Much earlier in 2000, I learned from Kate Elliott that her gallery would be hosting yet another show of the works of Toots Zynsky, in mid-November. Since Toots was just about the only major glass artist whom I had not yet met whose work I have collected, I made plans to fly out to Seattle to meet her and to see the show of her new works... I have found over time that meeting an artist and talking with them about their work really adds a lot to the experience of collecting art. (Also, they tend to be very nice people once you get to know them!)

Anyway, a couple of weeks before the show, I asked Kate Elliott when images of the new Zynskys would appear on the Elliott Brown Gallery web site. Kate told me that putting the images on the web site might take a while, and that I actually might end up seeing them in the gallery in person before they ever made it online. Still, being the Internet guru that I am, I decided to check her site anyway.

This turned out to be a good thing, because two nights before the show, new images of Zynskys suddenly started to appear on the gallery's web site! Of the works that appeared over the course of an hour or so (16 in all), two works really appealed to me: a blue, green, and red work named Ritentare Serena, and this work. I contacted the gallery to see if either work was available, and learned that while Ritentare Serena was already sold, Bisbiglio (Italian for "whispering", pronounced "bis BEEL yo") was still available. After a rapid flurry of e-mails between Kate and myself, I decided to acquire this work.

Bisbiglio is very similar in both concept and construction to Settling Serena, my first Zynsky. However, unlike the wonderful polychrome of Settling Serena, Bisbiglio uses a very simple combination of blue, white, and clear glass threads. Settling Serena looks like woven silk; Bisbiglio looks like woven ice.

Like many of Toots' more recent works, Bisbiglio includes an interesting "cross-hatched" effect, where some of the glass threads on the outside of the work run at diagonals to the other threads. Also, some of the threads are not machine-pulled, but are hand-pulled canework that includes white glass surrounded by clear glass... these threads can appear light or dark, depending on how the light hits them.

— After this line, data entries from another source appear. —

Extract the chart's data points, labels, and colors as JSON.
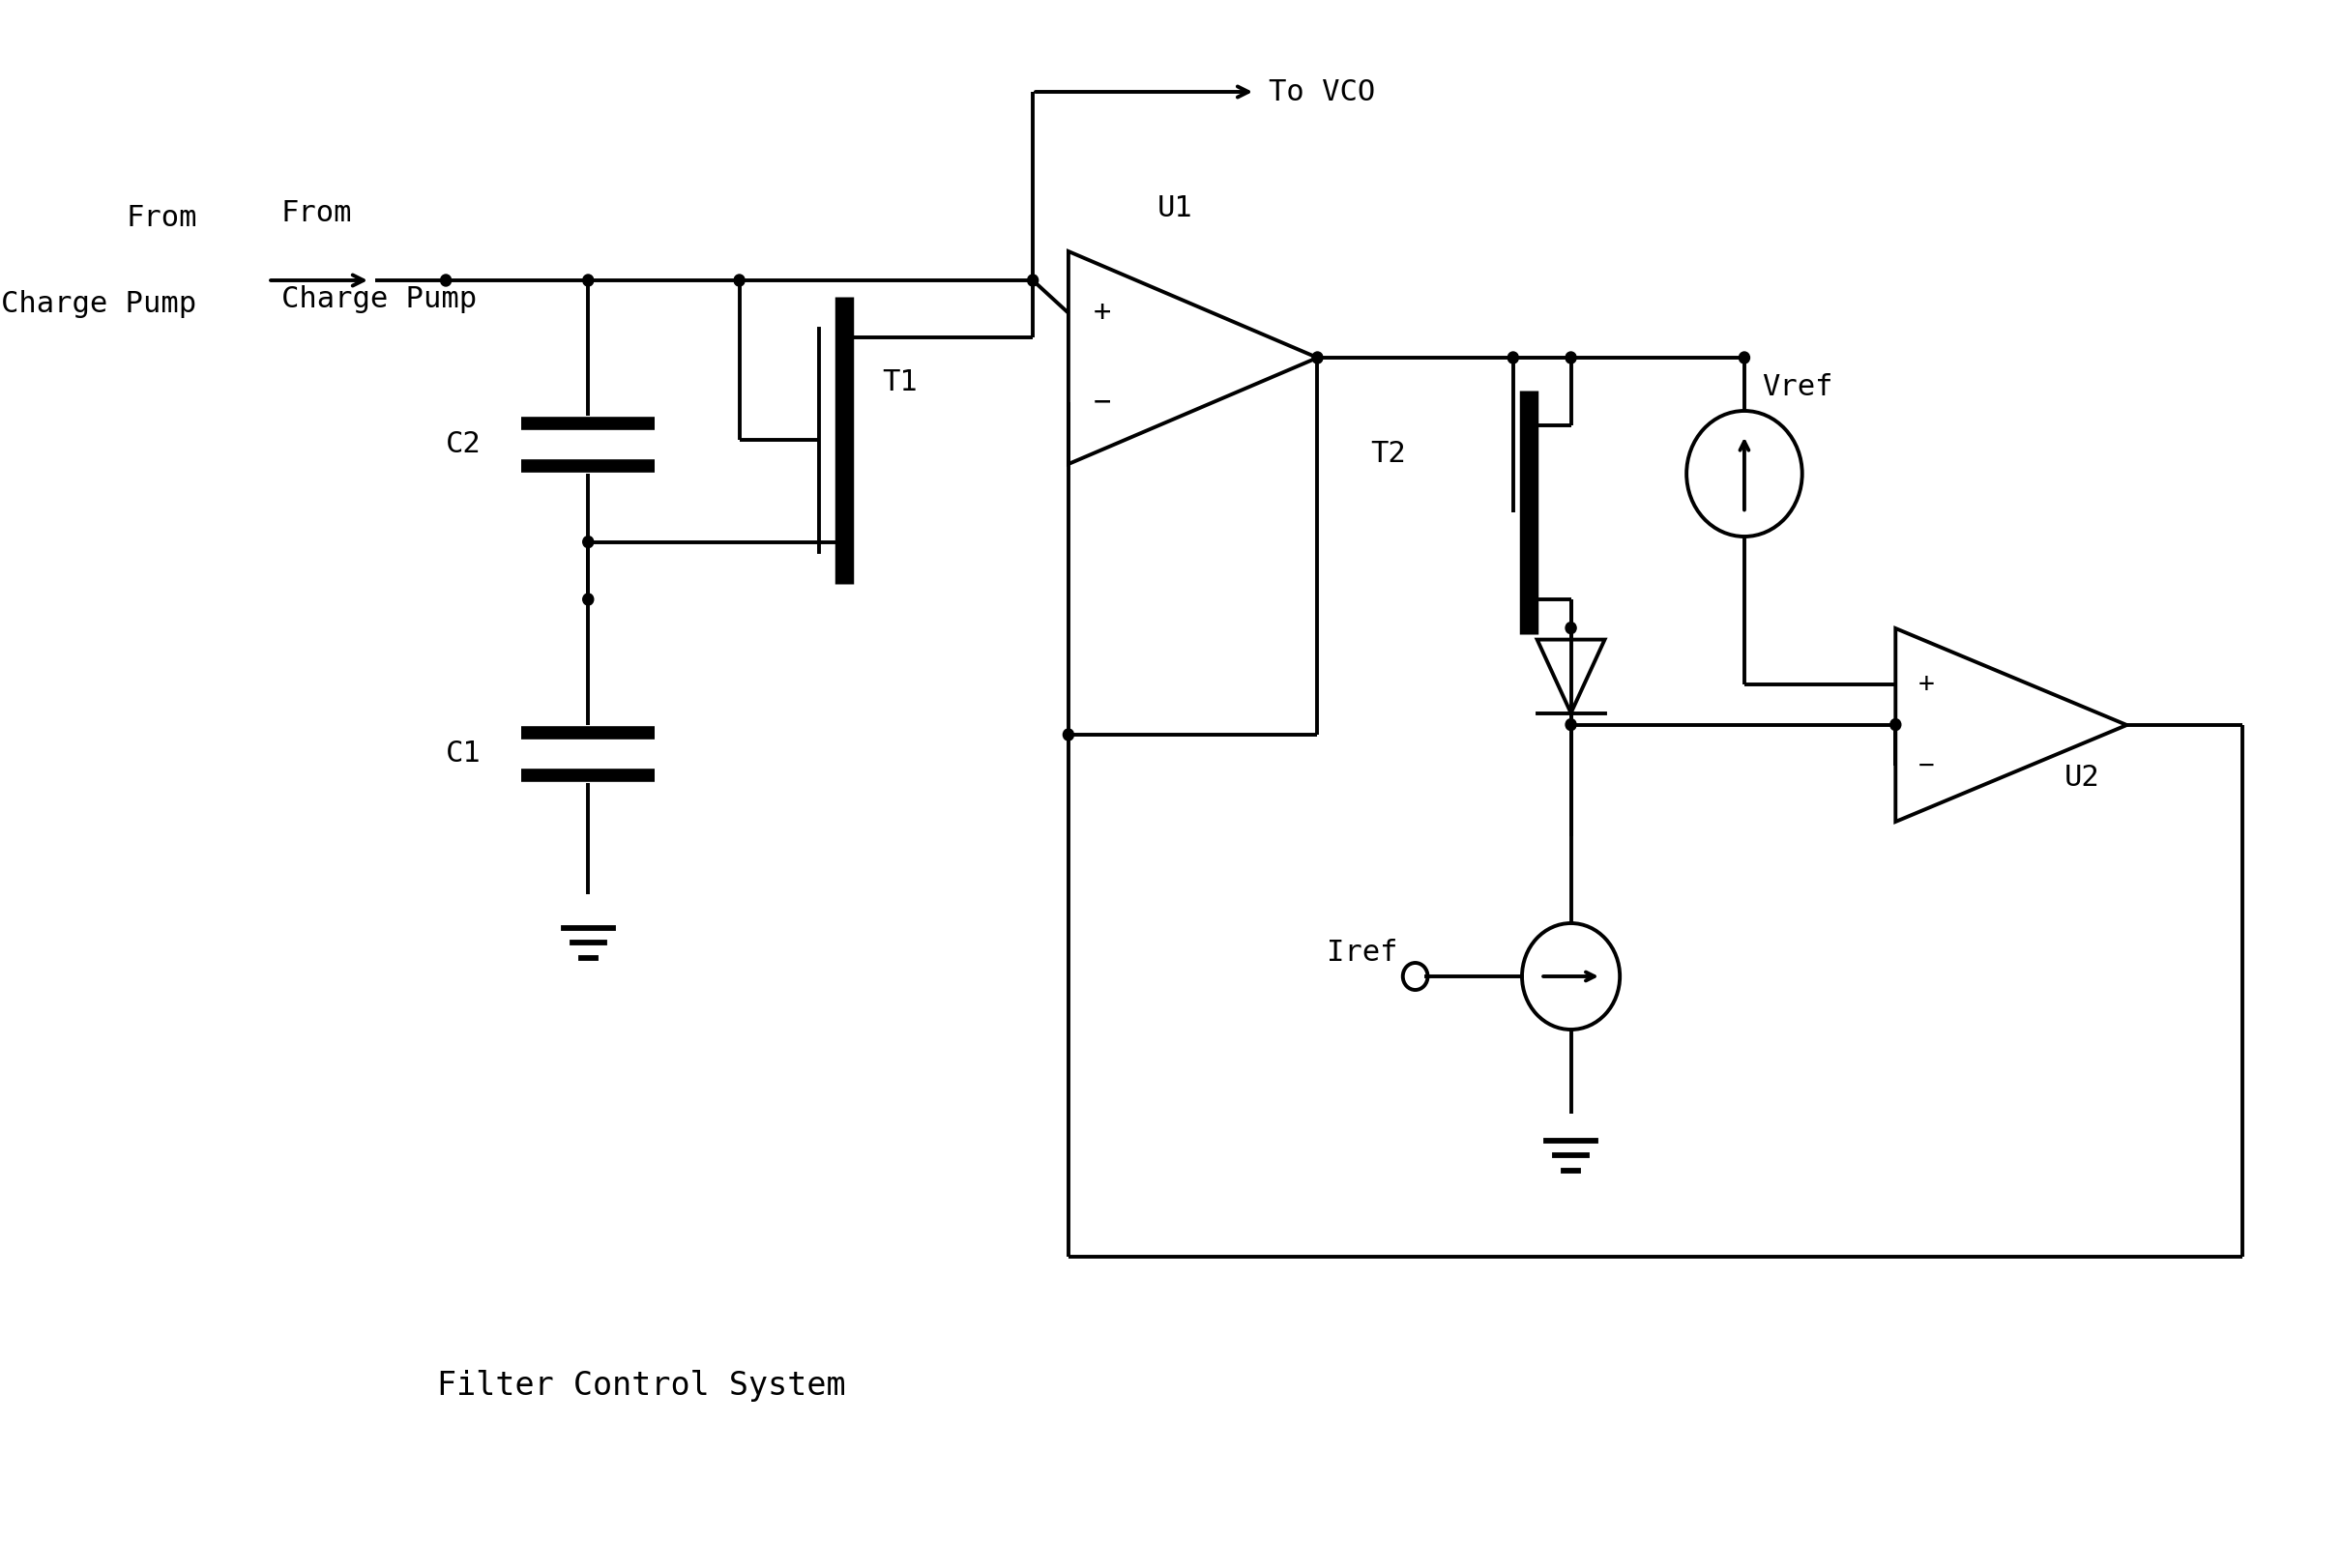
{
  "background_color": "#ffffff",
  "line_color": "#000000",
  "lw": 2.8,
  "dot_r": 6.0,
  "labels": {
    "from_charge_pump_1": "From",
    "from_charge_pump_2": "Charge Pump",
    "to_vco": "To VCO",
    "C2": "C2",
    "C1": "C1",
    "T1": "T1",
    "T2": "T2",
    "U1": "U1",
    "U2": "U2",
    "Vref": "Vref",
    "Iref": "Iref",
    "title": "Filter Control System"
  },
  "font_size_label": 22,
  "font_size_title": 24
}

There are several things I really like about this work... the way it catches and transmits light, depending on the angle you're looking at it, is really awesome. There are some really subtle gradations of color, where blue becomes lighter or darker, that almost look like they were blended as a painter would with paint. And, of course, the dominant but subtle use of blue really appeals to me. Bisbiglio is a very nice companion piece for Settling Serena... between the two of them, they cover the range of Toots' work quite well, I think. Amazing.